One of the fastest ways to reduce stress is to get moving. Physical exercise helps work off stress and anxiety. But it can also physically calm you, particularly activities like taking a walk or hike, or practicing yoga or tai chi.
Another stress-busting technique is journaling. Writing in a journal lets you walk through any issues you're experiencing and often find a new solution. Or, you may be able to finally let go of an old hurt or other unwanted emotion. Meditation and other relaxation techniques are also good stress relievers.
Many people also find it helpful to focus on everything they have to be grateful for. Do you know where you're going to sleep tonight? You're better off than millions of Americans. Know where your next meal is coming from? There are literally a billion people in the world who can't say the same thing. Make a gratitude list and focus on the simple pleasures you enjoy.
7. Get Creative
Creative endeavors make it easy to keep your mind active. Writing, drawing, painting, wood working, knitting, crocheting – your options are practically limitless. And with the internet, finding a class takes only a few minutes. For example, you'll find literally thousands of videos on YouTube for all of the creative activities listed above. And don't forget your local community center or college, both of which usually offer reduced rates for seniors – and sometimes you'll pay nothing at all.
8. Get Your 40 Winks Every Night
Sleep is when your body repairs itself. Lack of sleep may cause memory problems, depression, irritability, and raise your risk of falling. Unfortunately, people often find sleeping more difficult as they get older. There are many reasons – life is no longer regimented as it was before retirement, medications often have sleep-related side effects, stress and worry may inhibit sleep.
You can improve your chance of getting a good night's sleep by:
- Using your bedroom only for sleep and sex
- Going to sleep and waking at the same time every day
- Not taking a nap after 3 or 4 PM
- Create a bedtime routine that you follow every night, such as taking a bath, reading a book, or writing in your journal
- Meditating or following another relaxation technique
- Turning off electronic devices – including phones, TVs, tablets, and computers – at least an hour before bed
- Keeping your bedroom at a comfortable temperature and the lights relatively low
- Avoiding caffeine and large meals late in the day
Your goal is to get 7 to 9 hours of restful sleep each night. Plan to start your bedtime routine at least an hour before you want to fall asleep. If you lie in bed for 15 to 20 minutes and still can't sleep, move to a chair. Try journaling or reading until you feel drowsy enough to sleep.

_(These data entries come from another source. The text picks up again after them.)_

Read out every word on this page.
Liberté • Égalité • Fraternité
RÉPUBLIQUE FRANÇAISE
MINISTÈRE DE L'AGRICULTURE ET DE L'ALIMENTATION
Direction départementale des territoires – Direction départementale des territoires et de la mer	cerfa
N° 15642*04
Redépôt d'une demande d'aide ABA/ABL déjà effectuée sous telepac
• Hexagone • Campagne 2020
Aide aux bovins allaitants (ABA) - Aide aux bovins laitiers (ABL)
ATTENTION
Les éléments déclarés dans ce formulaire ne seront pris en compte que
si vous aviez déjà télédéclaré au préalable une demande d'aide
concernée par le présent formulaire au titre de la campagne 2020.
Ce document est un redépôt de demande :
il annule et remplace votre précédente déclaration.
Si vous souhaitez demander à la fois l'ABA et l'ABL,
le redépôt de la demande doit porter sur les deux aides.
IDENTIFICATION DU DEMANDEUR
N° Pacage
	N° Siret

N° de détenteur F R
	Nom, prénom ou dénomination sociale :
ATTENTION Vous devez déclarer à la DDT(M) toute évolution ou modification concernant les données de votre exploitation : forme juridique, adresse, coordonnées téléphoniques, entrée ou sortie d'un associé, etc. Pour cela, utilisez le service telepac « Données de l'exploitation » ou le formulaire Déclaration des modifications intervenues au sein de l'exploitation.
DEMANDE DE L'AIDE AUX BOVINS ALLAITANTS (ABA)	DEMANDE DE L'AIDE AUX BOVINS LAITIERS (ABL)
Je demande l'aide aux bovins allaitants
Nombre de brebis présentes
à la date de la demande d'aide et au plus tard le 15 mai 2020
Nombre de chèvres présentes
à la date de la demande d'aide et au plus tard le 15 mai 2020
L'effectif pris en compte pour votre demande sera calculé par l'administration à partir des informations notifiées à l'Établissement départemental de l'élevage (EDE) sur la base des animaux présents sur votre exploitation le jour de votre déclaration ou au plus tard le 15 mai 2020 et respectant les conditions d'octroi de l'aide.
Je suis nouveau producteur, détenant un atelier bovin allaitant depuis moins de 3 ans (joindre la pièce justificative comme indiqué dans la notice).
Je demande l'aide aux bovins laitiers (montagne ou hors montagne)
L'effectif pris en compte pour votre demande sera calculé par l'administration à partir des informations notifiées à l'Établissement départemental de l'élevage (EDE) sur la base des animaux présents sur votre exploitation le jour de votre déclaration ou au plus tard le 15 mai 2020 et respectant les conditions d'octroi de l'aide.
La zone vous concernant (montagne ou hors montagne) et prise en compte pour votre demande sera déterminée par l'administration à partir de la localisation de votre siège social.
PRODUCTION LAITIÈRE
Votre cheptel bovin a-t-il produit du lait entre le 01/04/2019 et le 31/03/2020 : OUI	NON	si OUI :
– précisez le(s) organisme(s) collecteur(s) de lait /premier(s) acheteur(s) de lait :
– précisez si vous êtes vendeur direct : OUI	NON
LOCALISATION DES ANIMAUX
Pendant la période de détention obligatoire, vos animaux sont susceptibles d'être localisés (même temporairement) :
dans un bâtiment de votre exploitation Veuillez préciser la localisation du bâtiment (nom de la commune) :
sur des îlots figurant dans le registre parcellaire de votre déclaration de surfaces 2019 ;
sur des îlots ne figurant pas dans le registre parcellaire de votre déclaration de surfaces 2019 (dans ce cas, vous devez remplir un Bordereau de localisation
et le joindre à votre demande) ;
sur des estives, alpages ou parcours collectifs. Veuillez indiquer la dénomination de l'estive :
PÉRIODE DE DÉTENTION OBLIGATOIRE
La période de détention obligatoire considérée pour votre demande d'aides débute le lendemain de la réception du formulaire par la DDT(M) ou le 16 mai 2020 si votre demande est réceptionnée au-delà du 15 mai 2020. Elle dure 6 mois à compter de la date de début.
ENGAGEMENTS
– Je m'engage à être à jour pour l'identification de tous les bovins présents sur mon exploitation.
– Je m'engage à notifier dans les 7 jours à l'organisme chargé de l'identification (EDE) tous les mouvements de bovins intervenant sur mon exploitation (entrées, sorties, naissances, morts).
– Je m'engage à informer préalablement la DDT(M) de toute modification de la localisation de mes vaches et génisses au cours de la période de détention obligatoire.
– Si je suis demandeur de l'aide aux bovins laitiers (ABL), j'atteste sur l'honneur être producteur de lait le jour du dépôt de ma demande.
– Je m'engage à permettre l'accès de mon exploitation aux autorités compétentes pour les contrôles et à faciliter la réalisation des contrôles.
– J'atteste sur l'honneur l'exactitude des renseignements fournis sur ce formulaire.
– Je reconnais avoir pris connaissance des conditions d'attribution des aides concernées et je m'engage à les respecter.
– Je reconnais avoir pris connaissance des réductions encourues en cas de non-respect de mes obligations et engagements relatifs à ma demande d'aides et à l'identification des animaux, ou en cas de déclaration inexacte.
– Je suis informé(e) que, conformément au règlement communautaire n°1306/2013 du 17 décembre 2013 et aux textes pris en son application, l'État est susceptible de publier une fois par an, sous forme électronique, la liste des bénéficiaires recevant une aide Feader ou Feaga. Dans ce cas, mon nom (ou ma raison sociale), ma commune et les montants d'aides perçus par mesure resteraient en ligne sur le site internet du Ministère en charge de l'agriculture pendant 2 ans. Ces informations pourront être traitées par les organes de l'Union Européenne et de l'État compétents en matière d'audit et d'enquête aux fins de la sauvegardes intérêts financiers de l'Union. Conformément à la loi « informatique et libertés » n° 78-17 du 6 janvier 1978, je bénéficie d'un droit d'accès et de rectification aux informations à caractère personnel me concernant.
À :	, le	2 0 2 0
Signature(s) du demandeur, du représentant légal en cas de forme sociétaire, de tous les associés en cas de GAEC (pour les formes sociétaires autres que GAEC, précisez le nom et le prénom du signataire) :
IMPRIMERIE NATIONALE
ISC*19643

Do Games That Claim to Boost Memory Actually Help?
We read a lot about online games that can make you smarter, boost memory, and similar claims. But do they really help?
Unfortunately, there's no evidence to show that playing games on your phone or other device increases brain health.
This doesn't mean that you shouldn't play games on your favorite device. If you enjoy them, it could be a way for you to relax and destress. But don't assume that these games will keep your mind young. It's also important you don't spend too much time on them, since we've already discussed the importance of physical activity.
If you're worried about declining cognitive function, talk to your doctor right away. It could be something as simple as changing your medication. And always talk to your primary care doctor before starting a new diet or exercise program.